It's a familiar feeling: you find the perfect apartment, agree on a fair rent, and feel financially secure. Then the annual rent renewal notice arrives. You brace yourself for a small increase, but this time it's 15% or 25%. This isn’t just a random rise; it's rental inflation, and it's affecting millions of people in India. In this blog, the first in our series, we'll explain what rental inflation is, why it happens, and how it poses a significant threat to your long-term financial stability.
Most companies are offering an average annual salary increase of 9-10%. Meanwhile, rental markets in major cities in India are moving at a different speed. In 2024, rental inflation in key areas of Bengaluru, Delhi, and Hyderabad jumped by 20-30% compared to the previous year. This means your rent is increasing two to three times faster than your salary.
This widening gap undermines your savings and makes it harder to create a stable financial future.

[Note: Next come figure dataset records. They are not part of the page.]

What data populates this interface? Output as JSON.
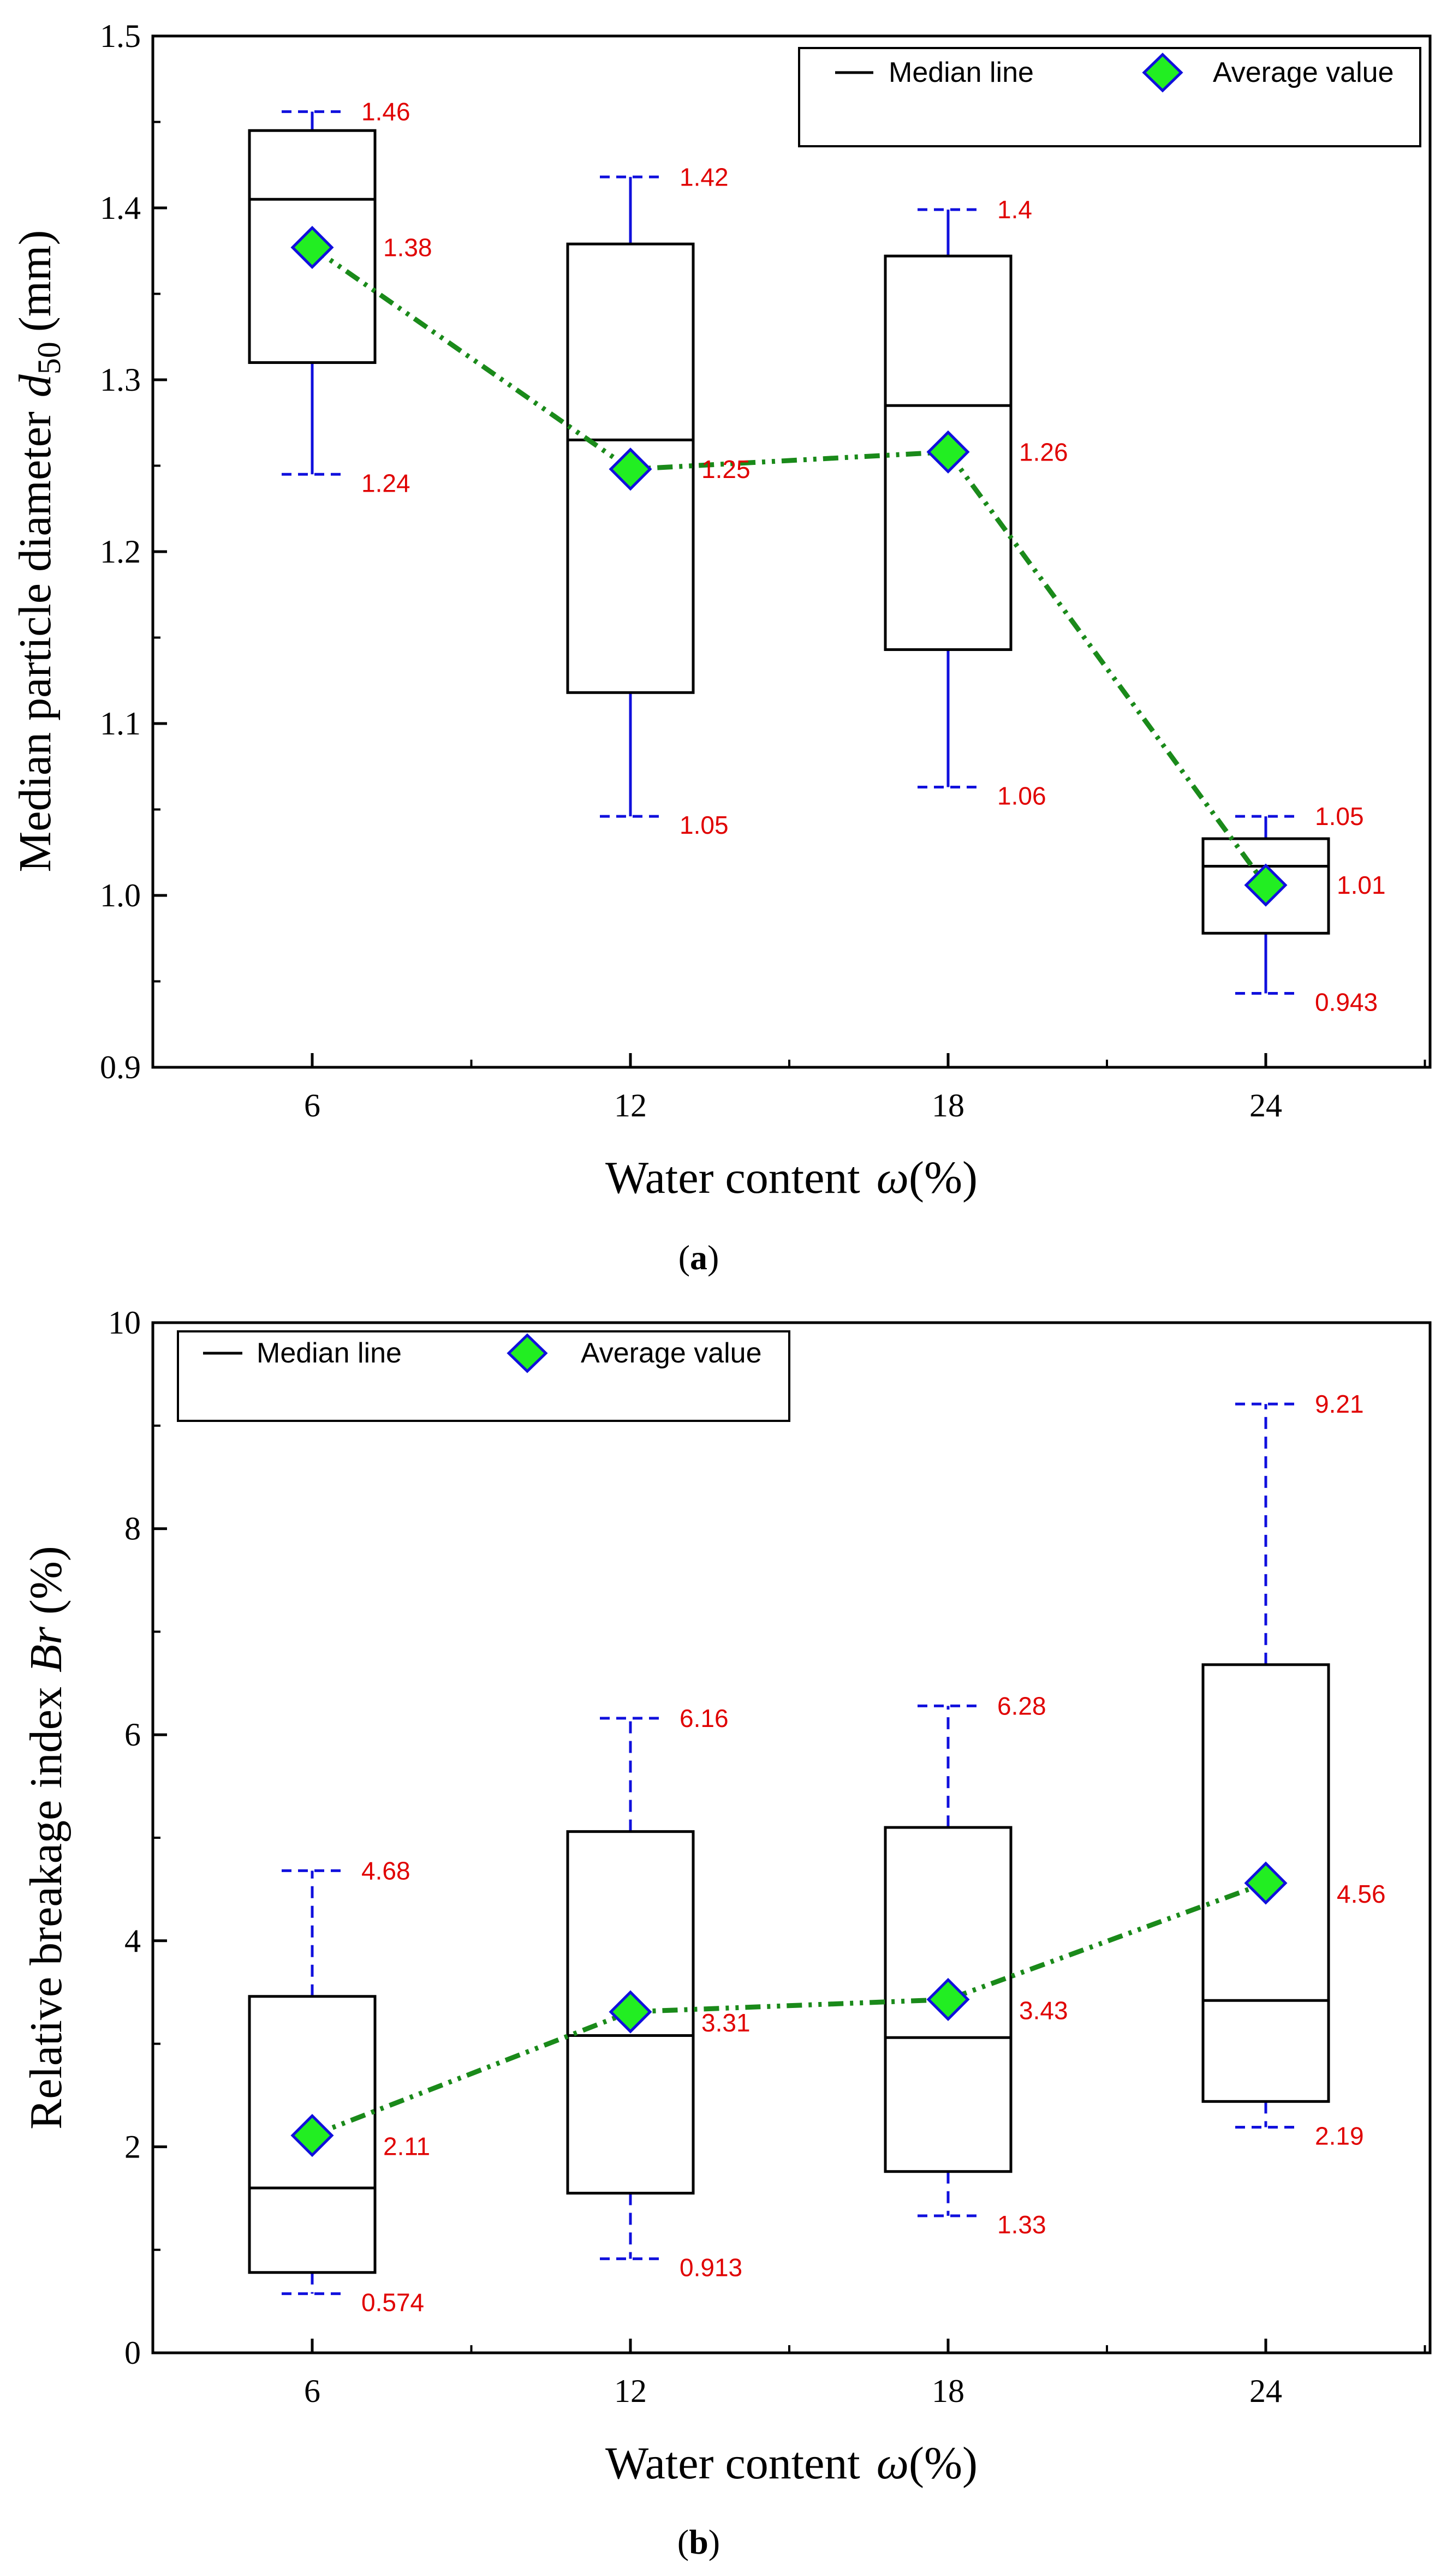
{
  "chart_data": [
    {
      "type": "box",
      "panel_label": "a",
      "xlabel_text": "Water content",
      "xlabel_symbol": "ω",
      "xlabel_unit": "(%)",
      "ylabel_text": "Median particle diameter",
      "ylabel_symbol": "d",
      "ylabel_subscript": "50",
      "ylabel_unit": "(mm)",
      "ylim": [
        0.9,
        1.5
      ],
      "yticks": [
        "0.9",
        "1.0",
        "1.1",
        "1.2",
        "1.3",
        "1.4",
        "1.5"
      ],
      "categories": [
        "6",
        "12",
        "18",
        "24"
      ],
      "legend": {
        "median_label": "Median line",
        "average_label": "Average value",
        "position": "top-right"
      },
      "boxes": [
        {
          "x": "6",
          "whisker_low": 1.245,
          "q1": 1.31,
          "median": 1.405,
          "q3": 1.445,
          "whisker_high": 1.456,
          "mean": 1.377,
          "max_label": "1.46",
          "mean_label": "1.38",
          "min_label": "1.24"
        },
        {
          "x": "12",
          "whisker_low": 1.046,
          "q1": 1.118,
          "median": 1.265,
          "q3": 1.379,
          "whisker_high": 1.418,
          "mean": 1.248,
          "max_label": "1.42",
          "mean_label": "1.25",
          "min_label": "1.05"
        },
        {
          "x": "18",
          "whisker_low": 1.063,
          "q1": 1.143,
          "median": 1.285,
          "q3": 1.372,
          "whisker_high": 1.399,
          "mean": 1.258,
          "max_label": "1.4",
          "mean_label": "1.26",
          "min_label": "1.06"
        },
        {
          "x": "24",
          "whisker_low": 0.943,
          "q1": 0.978,
          "median": 1.017,
          "q3": 1.033,
          "whisker_high": 1.046,
          "mean": 1.006,
          "max_label": "1.05",
          "mean_label": "1.01",
          "min_label": "0.943"
        }
      ]
    },
    {
      "type": "box",
      "panel_label": "b",
      "xlabel_text": "Water content",
      "xlabel_symbol": "ω",
      "xlabel_unit": "(%)",
      "ylabel_text": "Relative breakage index",
      "ylabel_symbol": "Br",
      "ylabel_subscript": "",
      "ylabel_unit": "(%)",
      "ylim": [
        0,
        10
      ],
      "yticks": [
        "0",
        "2",
        "4",
        "6",
        "8",
        "10"
      ],
      "categories": [
        "6",
        "12",
        "18",
        "24"
      ],
      "legend": {
        "median_label": "Median line",
        "average_label": "Average value",
        "position": "top-left"
      },
      "boxes": [
        {
          "x": "6",
          "whisker_low": 0.574,
          "q1": 0.78,
          "median": 1.6,
          "q3": 3.46,
          "whisker_high": 4.68,
          "mean": 2.11,
          "max_label": "4.68",
          "mean_label": "2.11",
          "min_label": "0.574"
        },
        {
          "x": "12",
          "whisker_low": 0.913,
          "q1": 1.55,
          "median": 3.08,
          "q3": 5.06,
          "whisker_high": 6.16,
          "mean": 3.31,
          "max_label": "6.16",
          "mean_label": "3.31",
          "min_label": "0.913"
        },
        {
          "x": "18",
          "whisker_low": 1.33,
          "q1": 1.76,
          "median": 3.06,
          "q3": 5.1,
          "whisker_high": 6.28,
          "mean": 3.43,
          "max_label": "6.28",
          "mean_label": "3.43",
          "min_label": "1.33"
        },
        {
          "x": "24",
          "whisker_low": 2.19,
          "q1": 2.44,
          "median": 3.42,
          "q3": 6.68,
          "whisker_high": 9.21,
          "mean": 4.56,
          "max_label": "9.21",
          "mean_label": "4.56",
          "min_label": "2.19"
        }
      ]
    }
  ],
  "colors": {
    "axis": "#000000",
    "box": "#000000",
    "whisker": "#1010dd",
    "data_label": "#e00000",
    "mean_fill": "#22ee22",
    "mean_edge": "#1010dd",
    "mean_line": "#1a8a1a"
  },
  "icons": {
    "mean_marker": "green-diamond-marker",
    "median_symbol": "median-line-swatch"
  }
}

Why are these increases becoming so aggressive? The Indian rental market faces several interconnected challenges, and it's a clear case of demand far exceeding supply.
Understanding rental inflation is the first step to taking control of your financial future. While the rental market is fundamentally unpredictable and subject to these inflationary pressures, there is a way to achieve a more stable future.
Consider this: a property in a major city that rents for ₹35,000 per month may require an EMI of ₹80,000 to ₹1 Lakh to buy. While the monthly EMI is higher, it’s a fixed cost. Unlike rent, a home loan EMI stays the same, unaffected by market changes. Over time, as rent continues to rise, your EMI remains constant, eventually making homeownership not just a dream, but a financially sound and necessary strategy.